SNPlinks: A brief primer using BLAST
BLAST is a tool for calculating sequence similarity by accessing the NCBI GenBank databases http://www.ncbi.nlm.nih.gov/blast/.
Normally a sequence is copy-pasted into a box for submission to a query queue and BLAST then returns a report based on the comparisons found. It includes tools for comparing nucleotide sequences, protein sequences and whole genomes but most forensic research will only need to perform nucleotide sequence analysis.

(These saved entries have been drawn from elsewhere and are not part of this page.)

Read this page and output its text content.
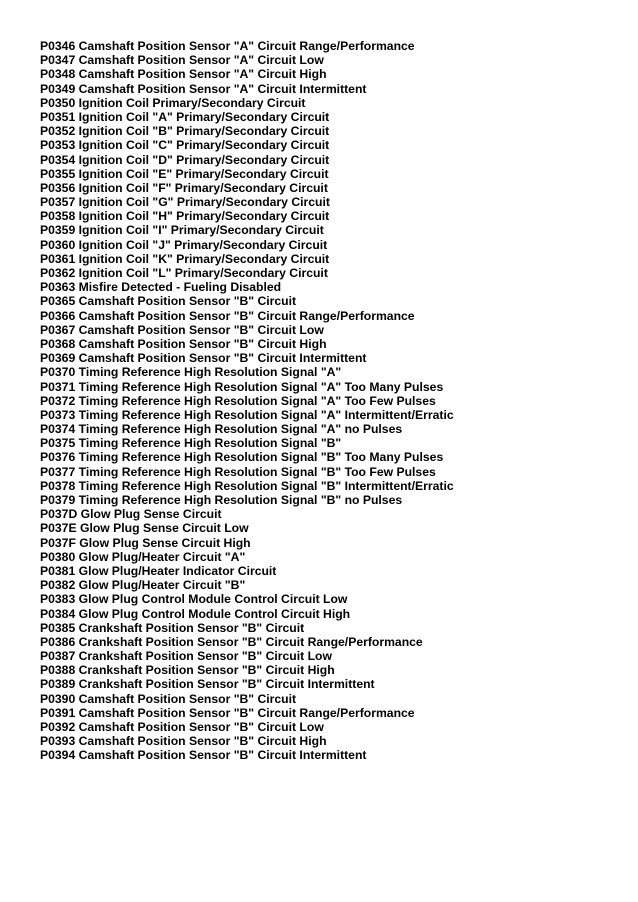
P0346 Camshaft Position Sensor "A" Circuit Range/Performance
P0347 Camshaft Position Sensor "A" Circuit Low
P0348 Camshaft Position Sensor "A" Circuit High
P0349 Camshaft Position Sensor "A" Circuit Intermittent
P0350 Ignition Coil Primary/Secondary Circuit
P0351 Ignition Coil "A" Primary/Secondary Circuit
P0352 Ignition Coil "B" Primary/Secondary Circuit
P0353 Ignition Coil "C" Primary/Secondary Circuit
P0354 Ignition Coil "D" Primary/Secondary Circuit
P0355 Ignition Coil "E" Primary/Secondary Circuit
P0356 Ignition Coil "F" Primary/Secondary Circuit
P0357 Ignition Coil "G" Primary/Secondary Circuit
P0358 Ignition Coil "H" Primary/Secondary Circuit
P0359 Ignition Coil "I" Primary/Secondary Circuit
P0360 Ignition Coil "J" Primary/Secondary Circuit
P0361 Ignition Coil "K" Primary/Secondary Circuit
P0362 Ignition Coil "L" Primary/Secondary Circuit
P0363 Misfire Detected - Fueling Disabled
P0365 Camshaft Position Sensor "B" Circuit
P0366 Camshaft Position Sensor "B" Circuit Range/Performance
P0367 Camshaft Position Sensor "B" Circuit Low
P0368 Camshaft Position Sensor "B" Circuit High
P0369 Camshaft Position Sensor "B" Circuit Intermittent
P0370 Timing Reference High Resolution Signal "A"
P0371 Timing Reference High Resolution Signal "A" Too Many Pulses
P0372 Timing Reference High Resolution Signal "A" Too Few Pulses
P0373 Timing Reference High Resolution Signal "A" Intermittent/Erratic
P0374 Timing Reference High Resolution Signal "A" no Pulses
P0375 Timing Reference High Resolution Signal "B"
P0376 Timing Reference High Resolution Signal "B" Too Many Pulses
P0377 Timing Reference High Resolution Signal "B" Too Few Pulses
P0378 Timing Reference High Resolution Signal "B" Intermittent/Erratic
P0379 Timing Reference High Resolution Signal "B" no Pulses
P037D Glow Plug Sense Circuit
P037E Glow Plug Sense Circuit Low
P037F Glow Plug Sense Circuit High
P0380 Glow Plug/Heater Circuit "A"
P0381 Glow Plug/Heater Indicator Circuit
P0382 Glow Plug/Heater Circuit "B"
P0383 Glow Plug Control Module Control Circuit Low
P0384 Glow Plug Control Module Control Circuit High
P0385 Crankshaft Position Sensor "B" Circuit
P0386 Crankshaft Position Sensor "B" Circuit Range/Performance
P0387 Crankshaft Position Sensor "B" Circuit Low
P0388 Crankshaft Position Sensor "B" Circuit High
P0389 Crankshaft Position Sensor "B" Circuit Intermittent
P0390 Camshaft Position Sensor "B" Circuit
P0391 Camshaft Position Sensor "B" Circuit Range/Performance
P0392 Camshaft Position Sensor "B" Circuit Low
P0393 Camshaft Position Sensor "B" Circuit High
P0394 Camshaft Position Sensor "B" Circuit Intermittent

Nucleotide BLAST is used in two ways: finding a
location for a submitted sequence (the query being: does the submitted sequence
exist in a GenBank database ?) and checking for coincidental similarity in a
sequence, normally a PCR primer (the query being: what is the degree of
specificity or uniqueness of the submitted sequence ?). The alignment
comparisons required for each of these queries are provided by MegaBLAST and
standard BLAST (blastn) respectively. In developing SNP typing assays
blastn will be the only tool needed. The two statistics that annotate the
returns from blastn: the bit score and E-value are listed in the detailed report
that BLAST returns from a query. This consists of three parts:
i. the header with query sequence information and a
summarizing graphical overview,
ii. single-line matching sequence descriptions and
iii. the matching alignments themselves.
The graphical overview shows the query sequence as a numbered red bar and below this the database hits as coloured bars aligned to the query. The colours and proximity to the query represent the alignment scores from red (highest) through to black (lowest) and uppermost to lowest bars. The single-line descriptions give both a bit score indicating goodness of fit of each matched sequence and an expect value (E-value). The bit score is calculated from a formula that takes into account all the matching nucleotides and gaps, the higher the score the better the alignment (statistical guide at: http://www.ncbi.nlm.nih.gov/BLAST/tutorial/Altschul-1.html). The E-value gives an idea of the statistical significance of the alignment - reflecting both the size of the database used to prepare the alignments and the score system used. The lower the E-value the more significant the hit. For example a value of 0.05 equates to 5 in 100 or 1 in 20 signifying the probability of this match by chance alone. This latter statistic requires careful interpretation in the context of the sequence comparison being performed.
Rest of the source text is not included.